The Taliban have threatened or attacked Golestan's 40 or so officers and their families. The officers' former commander is believed to be corrupt and pro-Taliban, and several of his sympathizers remain on the force. There are judges and a courthouse in the district headquarters, but police make few arrests and hardly any of those make it to court.
The police here have four unarmored trucks, Kalashnikov assault rifles, rocket-propelled grenades and other weapons. But they complain of ammunition shortages. About 30 officers have left the squad in the last 18 months, most citing warnings from the Taliban.
Marines who work with the police in Golestan say those still in the force are generally keen and tenacious, and as sons of the valley, they provide vital intelligence about an enemy most Americans never see. The Afghan translator working with them says the police generally turn down missions not because they are dangerous, but because they could be short on action and hence boring.
The American trainer of the unit that didn't want to go on a patrol in the rain on Sunday spoke to the AP on condition of anonymity, because he was not authorized by his security company to talk to reporters.
Previous attempts to train the police have involved such measures as sending units for eight-week training courses and then embedding instructors with them. The U.S. Defense and State departments have been coordinating American efforts since 2005 and have spent $6.2 billion on the effort, according to the March report by the U.S. Government Accountability Office.
But such efforts have faltered partly because of a lack of mentors on the ground and poor coordination among different agencies and countries involved, the report said.
The U.S. now hopes to recruit more mentors and address other problems as well.
George Earhart, a former police officer from Dearborn, Michigan, broke off his retirement to take a job with the Marines advising them how to train the Afghan force. Many of his answers to questions from a Western reporter about the force begin with the disclaimer: "It is not like in our country."
"We need to get them out, fighting on their own and get the people confident," said Earhart, now six weeks into the job. "It is like an ink spot. It will spread out."
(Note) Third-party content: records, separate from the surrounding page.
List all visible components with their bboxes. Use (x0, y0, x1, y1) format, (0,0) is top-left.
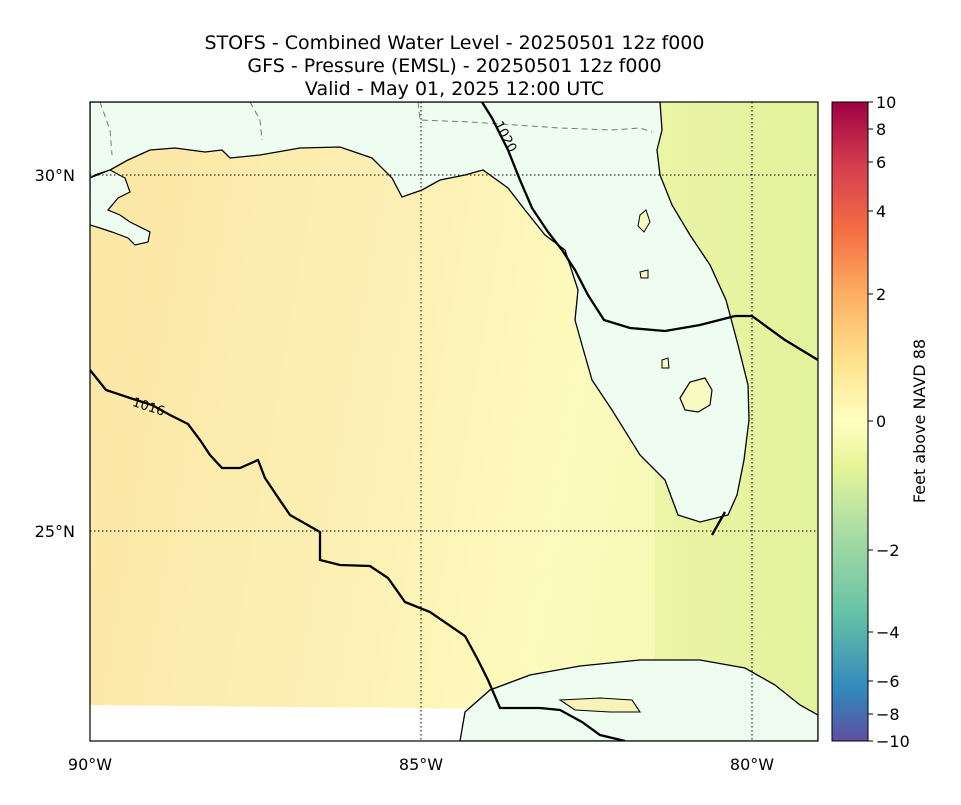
map-title-line-1: STOFS - Combined Water Level - 20250501 … (204, 32, 705, 54)
colorbar-tick-label: −8 (876, 705, 900, 724)
florida-lake (661, 357, 670, 369)
florida-lake (639, 269, 649, 279)
colorbar-tick-label: −4 (876, 623, 900, 642)
map-plot-area (90, 102, 818, 741)
colorbar-tick-label: 6 (876, 153, 886, 172)
colorbar-tick-label: −2 (876, 541, 900, 560)
us-mainland-land (90, 102, 750, 523)
colorbar-tick-label: 10 (876, 93, 896, 112)
state-border (249, 102, 263, 141)
colorbar-axis-label: Feet above NAVD 88 (910, 339, 929, 503)
colorbar-tick-label: 2 (876, 285, 886, 304)
colorbar-gradient (831, 101, 869, 742)
graticule (90, 102, 818, 741)
lon-tick-label-85w: 85°W (399, 755, 443, 774)
map-title-line-3: Valid - May 01, 2025 12:00 UTC (304, 78, 605, 100)
colorbar-ticks: 10 8 6 4 2 0 −2 −4 −6 −8 −10 (868, 93, 910, 751)
cuba-land (459, 659, 818, 741)
cuba-south-land (558, 697, 642, 713)
florida-lake (637, 209, 651, 233)
colorbar-tick-label: 4 (876, 202, 886, 221)
colorbar-tick-label: 8 (876, 120, 886, 139)
isobar-1020 (481, 102, 818, 361)
lat-tick-label-30n: 30°N (35, 166, 75, 185)
colorbar-tick-label: 0 (876, 412, 886, 431)
louisiana-coast-land (90, 169, 151, 246)
colorbar: 10 8 6 4 2 0 −2 −4 −6 −8 −10 Feet above NAVD 88 (831, 93, 929, 751)
lon-tick-label-90w: 90°W (68, 755, 112, 774)
map-title-line-2: GFS - Pressure (EMSL) - 20250501 12z f00… (247, 55, 662, 77)
lat-tick-label-25n: 25°N (35, 522, 75, 541)
map-frame (89, 101, 819, 742)
lon-tick-label-80w: 80°W (730, 755, 774, 774)
lake-okeechobee (679, 377, 713, 413)
colorbar-tick-label: −6 (876, 672, 900, 691)
colorbar-tick-label: −10 (876, 732, 910, 751)
isobar-1020-south (710, 511, 727, 536)
isobar-1016 (90, 369, 626, 741)
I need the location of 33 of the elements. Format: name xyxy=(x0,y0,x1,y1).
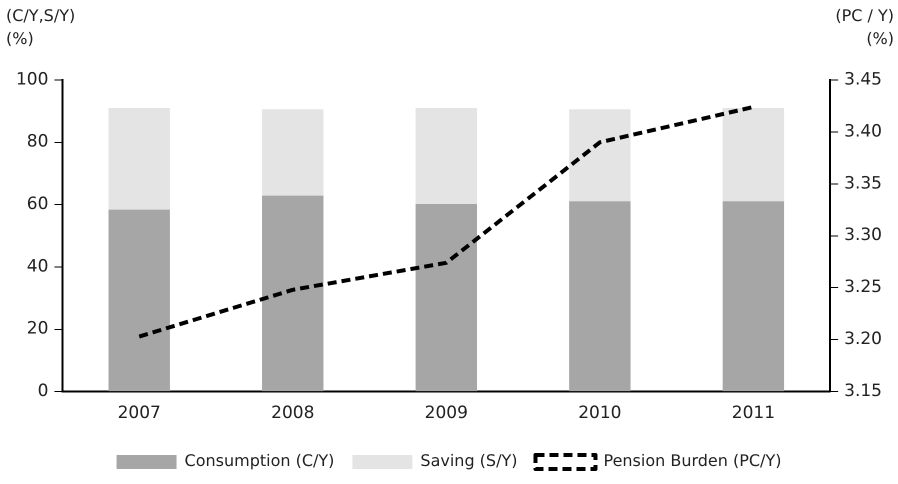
y-axis-title: (C/Y,S/Y) (%) xyxy=(6,5,76,50)
y-tick-label: 0 xyxy=(38,381,48,402)
y-tick-label: 100 xyxy=(16,69,48,90)
y-tick-label: 80 xyxy=(26,132,48,152)
bar xyxy=(108,210,170,392)
bar xyxy=(722,108,784,202)
y2-tick-label: 3.40 xyxy=(844,121,882,142)
x-tick-label: 2011 xyxy=(732,403,776,424)
y2-tick-label: 3.30 xyxy=(844,225,882,246)
y2-tick-label: 3.20 xyxy=(844,329,882,350)
x-tick-label: 2007 xyxy=(118,403,161,424)
bar xyxy=(569,201,631,392)
legend-label: Saving (S/Y) xyxy=(420,451,518,470)
y-tick-label: 60 xyxy=(26,194,48,214)
bar xyxy=(416,204,478,392)
bar xyxy=(108,108,170,210)
y-tick-label: 20 xyxy=(26,318,48,339)
y-tick-label: 40 xyxy=(26,256,48,276)
legend-label: Consumption (C/Y) xyxy=(184,451,334,470)
y2-tick-label: 3.35 xyxy=(844,173,882,194)
y2-axis-title: (PC / Y) (%) xyxy=(835,5,894,50)
legend-label: Pension Burden (PC/Y) xyxy=(603,451,782,470)
bar xyxy=(416,108,478,204)
x-tick-label: 2010 xyxy=(578,403,622,424)
y2-tick-label: 3.25 xyxy=(844,277,882,298)
bar xyxy=(262,196,324,392)
x-tick-label: 2008 xyxy=(271,403,314,424)
bar xyxy=(262,109,324,196)
y2-tick-label: 3.45 xyxy=(844,69,882,90)
bar xyxy=(722,201,784,392)
x-tick-label: 2009 xyxy=(424,403,468,424)
y2-tick-label: 3.15 xyxy=(844,381,882,402)
bar xyxy=(569,109,631,202)
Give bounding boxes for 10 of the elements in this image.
On a recent patrol, two policemen accompanied a squad of Marines. Dressed in office shoes and carrying only Kalashnikovs, the police stood out among their American colleagues wearing combat fatigues, body armor, and modern automatic weapons. But the Afghans took the lead in searching and questioning people.
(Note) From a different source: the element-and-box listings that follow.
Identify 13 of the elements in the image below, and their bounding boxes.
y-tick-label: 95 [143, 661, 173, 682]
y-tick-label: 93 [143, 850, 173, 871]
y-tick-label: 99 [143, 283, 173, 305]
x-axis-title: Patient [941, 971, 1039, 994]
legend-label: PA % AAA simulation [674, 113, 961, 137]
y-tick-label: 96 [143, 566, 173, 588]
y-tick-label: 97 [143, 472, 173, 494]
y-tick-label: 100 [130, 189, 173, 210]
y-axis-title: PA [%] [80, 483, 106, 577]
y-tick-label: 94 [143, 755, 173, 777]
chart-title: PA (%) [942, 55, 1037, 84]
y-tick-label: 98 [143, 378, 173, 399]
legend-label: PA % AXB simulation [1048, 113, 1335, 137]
"We have what we have, and we work with them," said Marine Capt. Robert J. Tart, of New York City. "They are out there, willing to provide security for their own people. To have them with the Marines, that is a big win already."
Perhaps the bigger challenge is what happens after the Marines leave.
Two weeks ago, police deputy commander Abdullah Tawkalai's house was attacked by about 40 insurgents firing rocket-propelled grenades and automatic weapons. He and others in the house returned fire, keeping the attackers at bay long enough so that they fled, apparently fearing Marines would come to back up the police.
But the militants first shouted a warning, Tawkalai said: "We will kill all your family, even the small children."
Tawkalai's family has now moved away, and he and the rest of the force are sleeping in the station, a stone's throw from the Marine base. Contractors and the cleaner also stay there for fear of Taliban attack.
"I will tell you, if the Marines ever leave this valley, I will go before them," he said, with a laugh.